From Where I Sit – The Right Choice

Sometimes a girl just has to drop everything and go. For people who are hard-wired like I am It’s far too easy to fight the urge to just be spontaneous.

We get bogged down with the crushing load of responsibility. How can any accountable farm wife leave home when there’s a crop to seed? The fact is, I’m the cook and the chauffeur, the parts runner and extra set of hands, not the actual farmer. How can any self-respecting adult leave home when the yard is abloom with dandelions and the first wave of flowerbed cleaning hasn’t been done (or really even started)? How can any conscientious Nana worth her salt leave when Grady’s been called up by the Mosquitoes to pitch? Or shot a thirty-nine to win third place in a golf tournament?

Yet, I did take off. I’d been itching for a solo road trip for some time. Ya know, one of those introvert-like behaviours. So, without inviting anyone to join me, I texted my sister in Hinton on Thursday and asked if I could visit Saturday-Sunday. The sort of quickie that avoids the phenomenon of ?guests, like fish starting to stink after three days.? Enough time to catch up without buggering up their routine or making me feel like an nuisance.

And so it was. The roads and weather were perfect. The traffic was manageable. If I’d truly wanted to get into my head, I wouldn’t have played audio book tapes all the way, all the time.

There’s just something wonderfully possible about filling a gas tank, packing road trip snacks, slapping on a pair of sunglasses, and hitting the open road. It’s possible to stop and restart at will, whenever the hell you want to. To ride in silence or crank up the tunes. To regulate cabin temperature. To travel whatever speed you choose to. To stop at garage sales or antique stores or pretty boutiques. To try off-the-beaten-path eateries.

I did none of that. But I could have. And That’s the beauty of a road trip.

It’s not like commuting to work or doing a parts run to a bigger, neighbouring town. Or keeping medical appointments in the city and shoe horning personal and/or fun errands in and around them, for efficiency’s sake. God knows, I’ve done thousands of those trips. Last week I did three one-hundred-kilometre round trips in less than fifteen hours for farm repairs, for heaven’s sake. Necessary, but not at all fun or relaxing.

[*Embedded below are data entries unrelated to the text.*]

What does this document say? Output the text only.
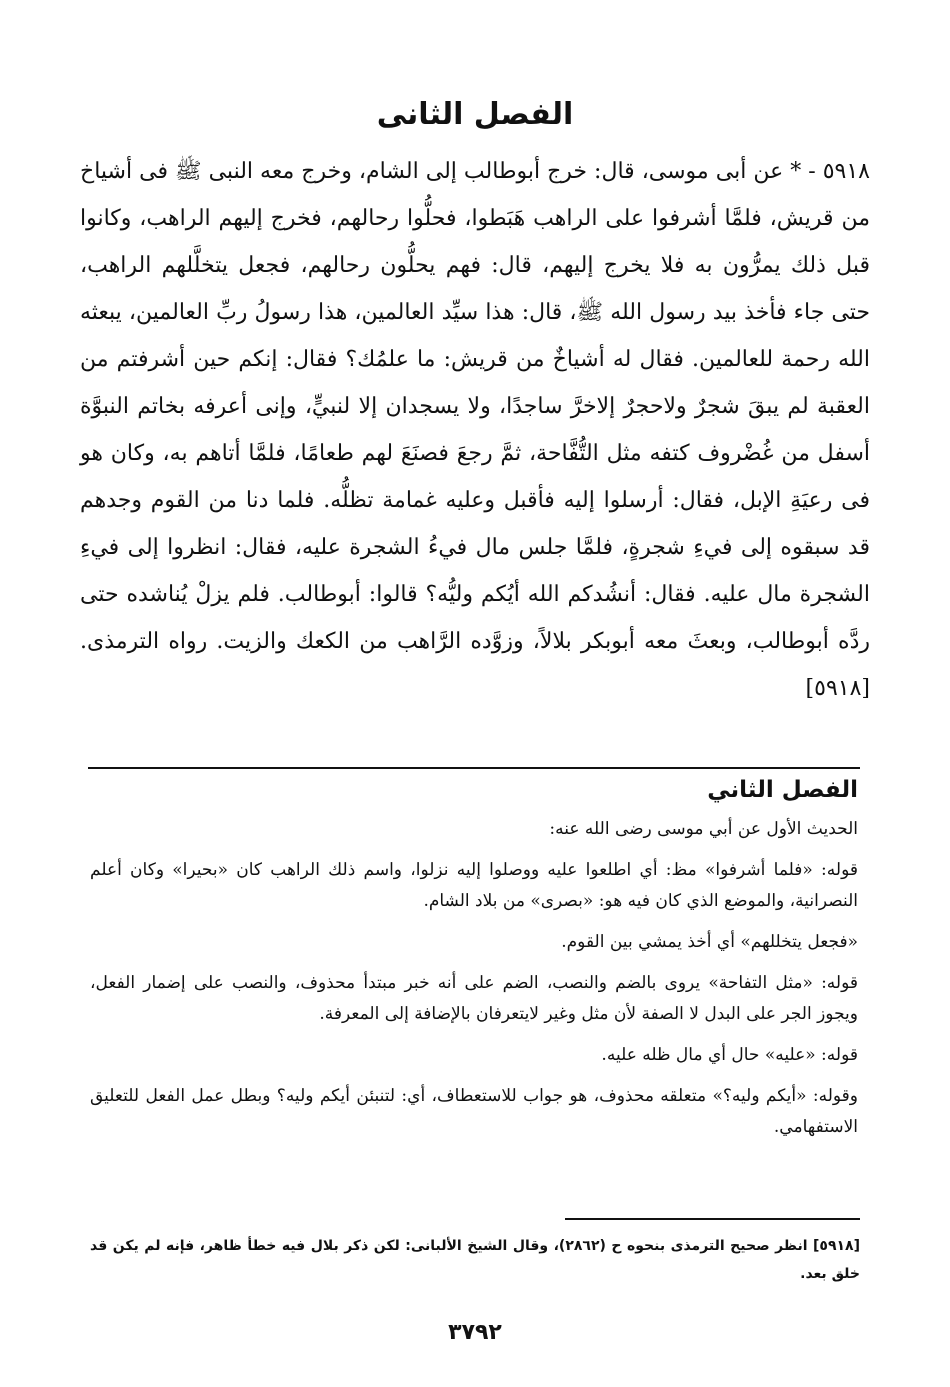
الفصل الثانى

٥٩١٨ - * عن أبى موسى، قال: خرج أبوطالب إلى الشام، وخرج معه النبى ﷺ فى أشياخ من قريش، فلمَّا أشرفوا على الراهب هَبَطوا، فحلُّوا رحالهم، فخرج إليهم الراهب، وكانوا قبل ذلك يمرُّون به فلا يخرج إليهم، قال: فهم يحلُّون رحالهم، فجعل يتخلَّلهم الراهب، حتى جاء فأخذ بيد رسول الله ﷺ، قال: هذا سيِّد العالمين، هذا رسولُ ربِّ العالمين، يبعثه الله رحمة للعالمين. فقال له أشياخٌ من قريش: ما علمُك؟ فقال: إنكم حين أشرفتم من العقبة لم يبقَ شجرٌ ولاحجرٌ إلاخرَّ ساجدًا، ولا يسجدان إلا لنبيٍّ، وإنى أعرفه بخاتم النبوَّة أسفل من غُضْروف كتفه مثل التُّفَّاحة، ثمَّ رجعَ فصنَعَ لهم طعامًا، فلمَّا أتاهم به، وكان هو فى رعيَةِ الإبل، فقال: أرسلوا إليه فأقبل وعليه غمامة تظلُّه. فلما دنا من القوم وجدهم قد سبقوه إلى فيءِ شجرةٍ، فلمَّا جلس مال فيءُ الشجرة عليه، فقال: انظروا إلى فيءِ الشجرة مال عليه. فقال: أنشُدكم الله أيُكم وليُّه؟ قالوا: أبوطالب. فلم يزلْ يُناشده حتى ردَّه أبوطالب، وبعثَ معه أبوبكر بلالاً، وزوَّده الرَّاهب من الكعك والزيت. رواه الترمذى. [٥٩١٨]

الفصل الثاني

الحديث الأول عن أبي موسى رضى الله عنه:

قوله: «فلما أشرفوا» مظ: أي اطلعوا عليه ووصلوا إليه نزلوا، واسم ذلك الراهب كان «بحيرا» وكان أعلم النصرانية، والموضع الذي كان فيه هو: «بصرى» من بلاد الشام.

«فجعل يتخللهم» أي أخذ يمشي بين القوم.

قوله: «مثل التفاحة» يروى بالضم والنصب، الضم على أنه خبر مبتدأ محذوف، والنصب على إضمار الفعل، ويجوز الجر على البدل لا الصفة لأن مثل وغير لايتعرفان بالإضافة إلى المعرفة.

قوله: «عليه» حال أي مال ظله عليه.

وقوله: «أيكم وليه؟» متعلقه محذوف، هو جواب للاستعطاف، أي: لتنبئن أيكم وليه؟ وبطل عمل الفعل للتعليق الاستفهامي.

[٥٩١٨] انظر صحيح الترمذى بنحوه ح (٢٨٦٢)، وقال الشيخ الألبانى: لكن ذكر بلال فيه خطأ ظاهر، فإنه لم يكن قد خلق بعد.

٣٧٩٢
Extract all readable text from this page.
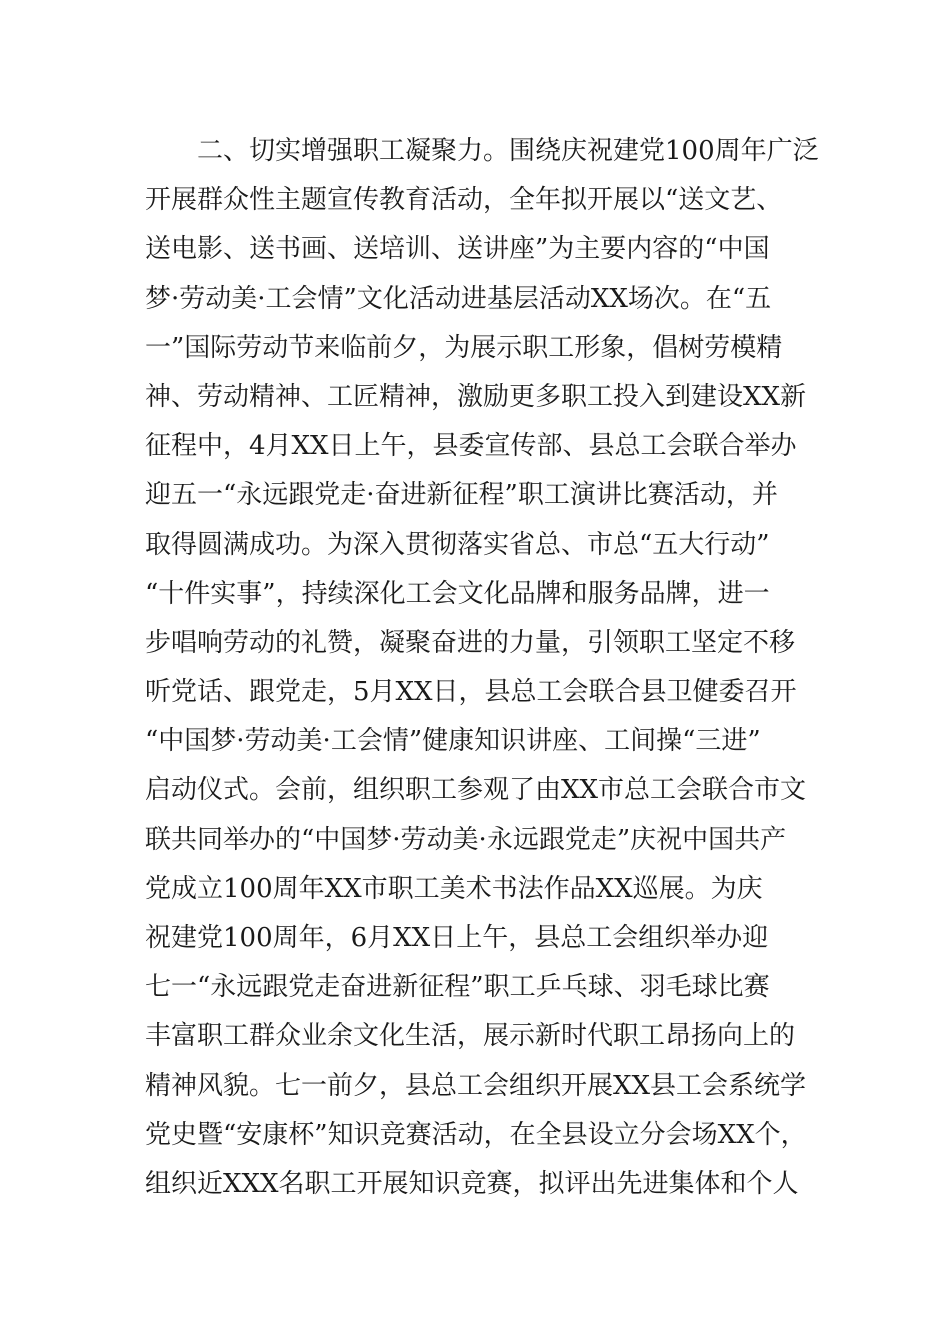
　　二、切实增强职工凝聚力。围绕庆祝建党100周年广泛
开展群众性主题宣传教育活动，全年拟开展以“送文艺、
送电影、送书画、送培训、送讲座”为主要内容的“中国
梦·劳动美·工会情”文化活动进基层活动XX场次。在“五
一”国际劳动节来临前夕，为展示职工形象，倡树劳模精
神、劳动精神、工匠精神，激励更多职工投入到建设XX新
征程中，4月XX日上午，县委宣传部、县总工会联合举办
迎五一“永远跟党走·奋进新征程”职工演讲比赛活动，并
取得圆满成功。为深入贯彻落实省总、市总“五大行动”
“十件实事”，持续深化工会文化品牌和服务品牌，进一
步唱响劳动的礼赞，凝聚奋进的力量，引领职工坚定不移
听党话、跟党走，5月XX日，县总工会联合县卫健委召开
“中国梦·劳动美·工会情”健康知识讲座、工间操“三进”
启动仪式。会前，组织职工参观了由XX市总工会联合市文
联共同举办的“中国梦·劳动美·永远跟党走”庆祝中国共产
党成立100周年XX市职工美术书法作品XX巡展。为庆
祝建党100周年，6月XX日上午，县总工会组织举办迎
七一“永远跟党走奋进新征程”职工乒乓球、羽毛球比赛
丰富职工群众业余文化生活，展示新时代职工昂扬向上的
精神风貌。七一前夕，县总工会组织开展XX县工会系统学
党史暨“安康杯”知识竞赛活动，在全县设立分会场XX个，
组织近XXX名职工开展知识竞赛，拟评出先进集体和个人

So, my lovelies, if you have a chance to pack up the car and head somewhere with little or no agenda or deadline, grab it and go. Forget the house and yard. Forget the family obligations and must-dos. Set some boundaries (electrified razor-wire ten-foot tall barrier fencing) between you and the job, and just go. You may have to bear down and work like hell beforehand to make it happen, but so what. Sometimes just going for it is the right choice, from where I sit.